Due to Adam’s continuing habit of stubborn, self-righteous silence and my own outspoken criticism of him, followed by the accidental (temporary) disappearance of my blog by Tim (ScienceBlogs’ IT consultant), I decided I had no choice: I had to move my blog, even if only to a mirror site, before it permanently disappeared. Thus began a long string of technical difficulties that are sufficient to make me scream.
I am still working on overcoming these difficulties.
But that said, Adam did live up to the ScienceBlogs’ community demand that he remove the PepsiCo advertorial blog. As a result of that, I am going to stay — for now.
Currently, my “sciblings” and I are discussing our futures and our perception of SMG/ScienceBlogs’ future, what ScienceBlogs should look like in the future to meet the public’s need for information and our need for readers, and how we can achieve those goals. We’ve decided that a collective action model — a sort of “science blogger’s union” without the union dues — is the best way to accomplish our goals while we are here. This development is heartening. At this point, I cannot provide too much detail as to what we’re doing because we are still discussing it, but when I can tell you more, I will. (But I can tell you that I am already on several committees.)
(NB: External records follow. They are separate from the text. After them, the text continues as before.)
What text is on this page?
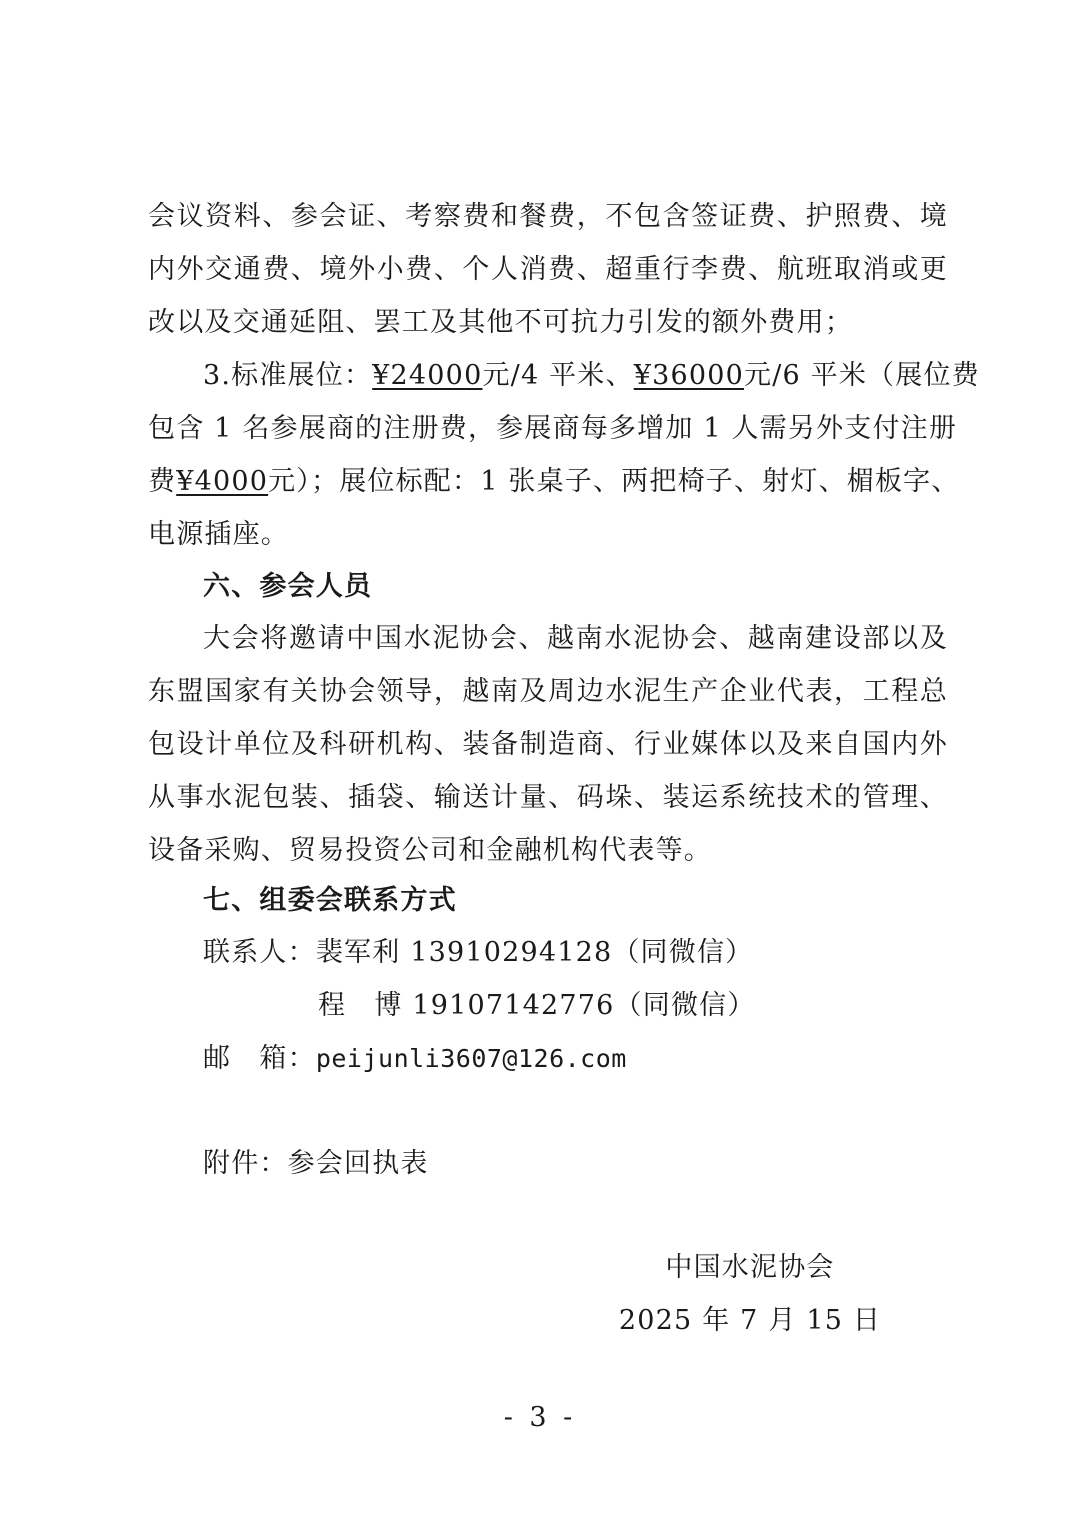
会议资料、参会证、考察费和餐费，不包含签证费、护照费、境
内外交通费、境外小费、个人消费、超重行李费、航班取消或更
改以及交通延阻、罢工及其他不可抗力引发的额外费用；
3.标准展位：¥24000元/4 平米、¥36000元/6 平米（展位费
包含 1 名参展商的注册费，参展商每多增加 1 人需另外支付注册
费¥4000元）；展位标配：1 张桌子、两把椅子、射灯、楣板字、
电源插座。
六、参会人员
大会将邀请中国水泥协会、越南水泥协会、越南建设部以及
东盟国家有关协会领导，越南及周边水泥生产企业代表，工程总
包设计单位及科研机构、装备制造商、行业媒体以及来自国内外
从事水泥包装、插袋、输送计量、码垛、装运系统技术的管理、
设备采购、贸易投资公司和金融机构代表等。
七、组委会联系方式
联系人：裴军利 13910294128（同微信）
程　博 19107142776（同微信）
邮　箱：peijunli3607@126.com
附件：参会回执表
中国水泥协会
2025 年 7 月 15 日
- 3 -
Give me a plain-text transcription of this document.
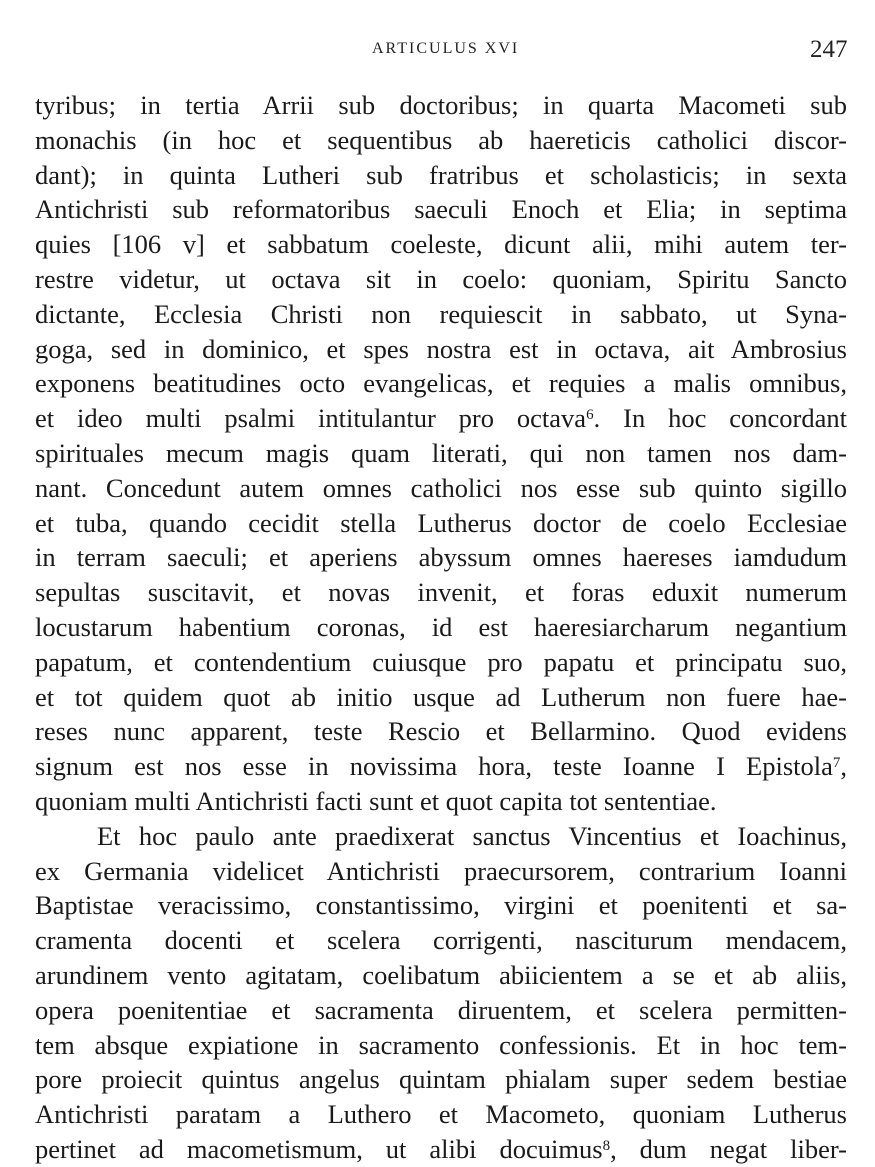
ARTICULUS XVI	247
tyribus; in tertia Arrii sub doctoribus; in quarta Macometi sub
monachis (in hoc et sequentibus ab haereticis catholici discor-
dant); in quinta Lutheri sub fratribus et scholasticis; in sexta
Antichristi sub reformatoribus saeculi Enoch et Elia; in septima
quies [106 v] et sabbatum coeleste, dicunt alii, mihi autem ter-
restre videtur, ut octava sit in coelo: quoniam, Spiritu Sancto
dictante, Ecclesia Christi non requiescit in sabbato, ut Syna-
goga, sed in dominico, et spes nostra est in octava, ait Ambrosius
exponens beatitudines octo evangelicas, et requies a malis omnibus,
et ideo multi psalmi intitulantur pro octava$^6$. In hoc concordant
spirituales mecum magis quam literati, qui non tamen nos dam-
nant. Concedunt autem omnes catholici nos esse sub quinto sigillo
et tuba, quando cecidit stella Lutherus doctor de coelo Ecclesiae
in terram saeculi; et aperiens abyssum omnes haereses iamdudum
sepultas suscitavit, et novas invenit, et foras eduxit numerum
locustarum habentium coronas, id est haeresiarcharum negantium
papatum, et contendentium cuiusque pro papatu et principatu suo,
et tot quidem quot ab initio usque ad Lutherum non fuere hae-
reses nunc apparent, teste Rescio et Bellarmino. Quod evidens
signum est nos esse in novissima hora, teste Ioanne I Epistola$^7$,
quoniam multi Antichristi facti sunt et quot capita tot sententiae.
Et hoc paulo ante praedixerat sanctus Vincentius et Ioachinus,
ex Germania videlicet Antichristi praecursorem, contrarium Ioanni
Baptistae veracissimo, constantissimo, virgini et poenitenti et sa-
cramenta docenti et scelera corrigenti, nasciturum mendacem,
arundinem vento agitatam, coelibatum abiicientem a se et ab aliis,
opera poenitentiae et sacramenta diruentem, et scelera permitten-
tem absque expiatione in sacramento confessionis. Et in hoc tem-
pore proiecit quintus angelus quintam phialam super sedem bestiae
Antichristi paratam a Luthero et Macometo, quoniam Lutherus
pertinet ad macometismum, ut alibi docuimus$^8$, dum negat liber-
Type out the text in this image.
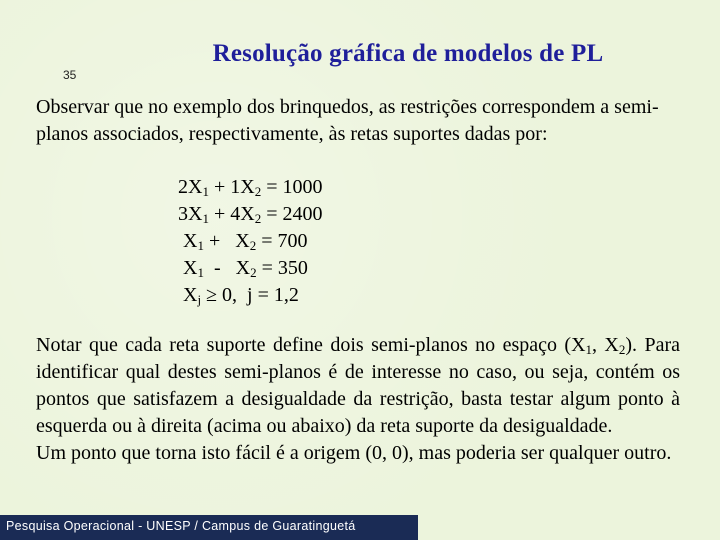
35
Resolução gráfica de modelos de PL

Observar que no exemplo dos brinquedos, as restrições correspondem a semi-planos associados, respectivamente, às retas suportes dadas por:

$2X_1 + 1X_2 = 1000$
$3X_1 + 4X_2 = 2400$
$X_1 + X_2 = 700$
$X_1 - X_2 = 350$
$X_j \ge 0$,  j = 1,2
Notar que cada reta suporte define dois semi-planos no espaço ($X_1$, $X_2$). Para identificar qual destes semi-planos é de interesse no caso, ou seja, contém os pontos que satisfazem a desigualdade da restrição, basta testar algum ponto à esquerda ou à direita (acima ou abaixo) da reta suporte da desigualdade.
Um ponto que torna isto fácil é a origem (0, 0), mas poderia ser qualquer outro.
Pesquisa Operacional - UNESP / Campus de Guaratinguetá
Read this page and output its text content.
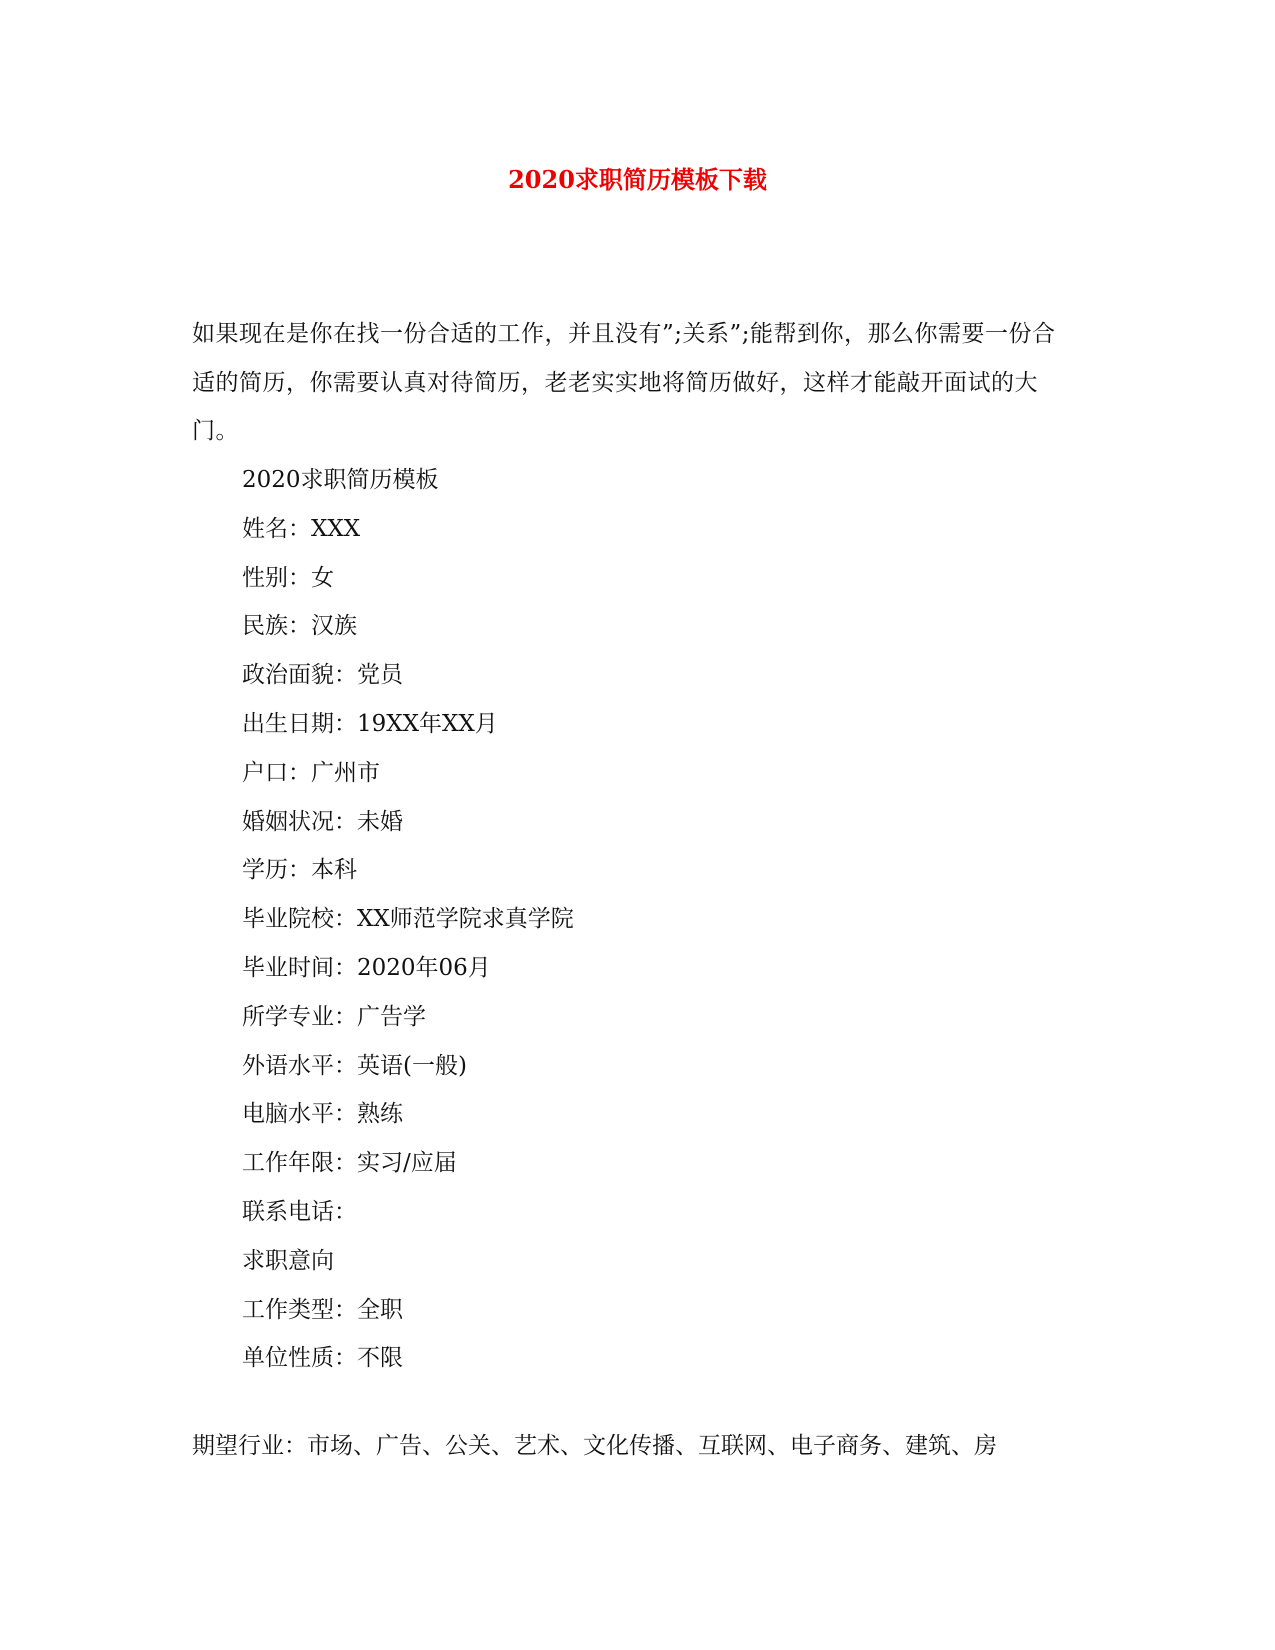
2020求职简历模板下载
如果现在是你在找一份合适的工作，并且没有”;关系”;能帮到你，那么你需要一份合适的简历，你需要认真对待简历，老老实实地将简历做好，这样才能敲开面试的大门。
2020求职简历模板
姓名：XXX
性别：女
民族：汉族
政治面貌：党员
出生日期：19XX年XX月
户口：广州市
婚姻状况：未婚
学历：本科
毕业院校：XX师范学院求真学院
毕业时间：2020年06月
所学专业：广告学
外语水平：英语(一般)
电脑水平：熟练
工作年限：实习/应届
联系电话：
求职意向
工作类型：全职
单位性质：不限
期望行业：市场、广告、公关、艺术、文化传播、互联网、电子商务、建筑、房
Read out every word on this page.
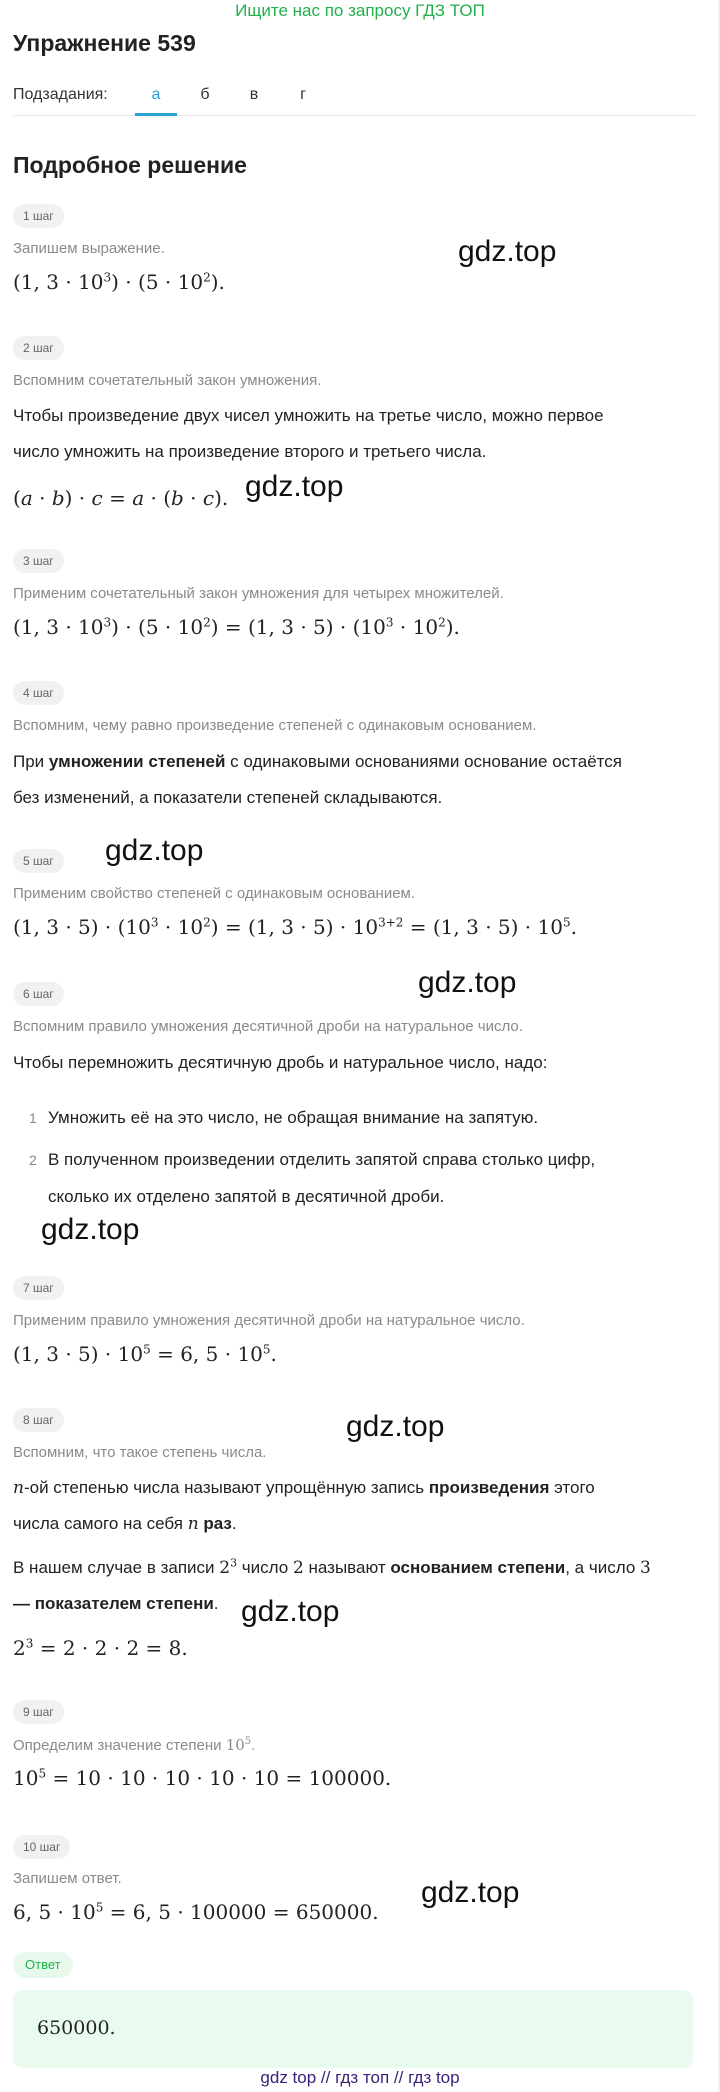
Ищите нас по запросу ГДЗ ТОП
Упражнение 539
Подзадания:	а	б	в	г
Подробное решение
1 шаг
Запишем выражение.
(1, $3 \cdot 10^3) \cdot (5 \cdot 10^2)$.
2 шаг
Вспомним сочетательный закон умножения.
Чтобы произведение двух чисел умножить на третье число, можно первое
число умножить на произведение второго и третьего числа.
(a · b) · c = a · (b · c).
3 шаг
Применим сочетательный закон умножения для четырех множителей.
(1, $3 \cdot 10^3) \cdot (5 \cdot 10^2) = (1$, $3 \cdot 5) \cdot (10^3 \cdot 10^2)$.
4 шаг
Вспомним, чему равно произведение степеней с одинаковым основанием.
При умножении степеней с одинаковыми основаниями основание остаётся
без изменений, а показатели степеней складываются.
5 шаг
Применим свойство степеней с одинаковым основанием.
(1, $3 \cdot 5) \cdot (10^3 \cdot 10^2) = (1$, $3 \cdot 5) \cdot 10^{3+2} = (1$, $3 \cdot 5) \cdot 10^5$.
6 шаг
Вспомним правило умножения десятичной дроби на натуральное число.
Чтобы перемножить десятичную дробь и натуральное число, надо:
1 Умножить её на это число, не обращая внимание на запятую.
2 В полученном произведении отделить запятой справа столько цифр,
сколько их отделено запятой в десятичной дроби.
7 шаг
Применим правило умножения десятичной дроби на натуральное число.
(1, $3 \cdot 5) \cdot 10^5 = 6$, $5 \cdot 10^5$.
8 шаг
Вспомним, что такое степень числа.
n-ой степенью числа называют упрощённую запись произведения этого
числа самого на себя n раз.
В нашем случае в записи $2^3$ число 2 называют основанием степени, а число 3
— показателем степени.
$2^3 = 2 \cdot 2 \cdot 2 = 8$.
9 шаг
Определим значение степени $10^5$.
$10^5 = 10 \cdot 10 \cdot 10 \cdot 10 \cdot 10 = 100000$.
10 шаг
Запишем ответ.
6, $5 \cdot 10^5 = 6$, 5 · 100000 = 650000.
Ответ
650000.
gdz.top
gdz.top
gdz.top
gdz.top
gdz.top
gdz.top
gdz.top
gdz.top
gdz top // гдз топ // гдз top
Even though I am staying at Sb (for now), I am shopping around to see what options are out there for my blog. I have already decided that I am not willing to return to Blogspot or start my own independent blog site (a “wildcat blog” as one of my colleagues refers to it) due to credibility and traffic issues that accompany such a move. I am negotiating a potential move to several other science blog sites, but my contacts at those places are disorganized and not very responsive — a situation that doesn’t bode well. The way I see things, the most promising option is developing a cooperative non-profit blog site that is set up and run by a group of scientists who wish to write blogs for the public. To that end, I am talking with several people behind the scenes about a business model and plan that I am developing for such an independent site. It’s possible this will never be implemented, but it’s an interesting exercise to think about because it gives me a clearer idea of what a science blog writer and her readers need and want from any group science blog site.
So at this point, I am going to finish writing those blog essays I’ve been working on, be an active participant in this new Sb community project, and continue working on my book proposal. As always, I am very interested to read your thoughts about the state of things.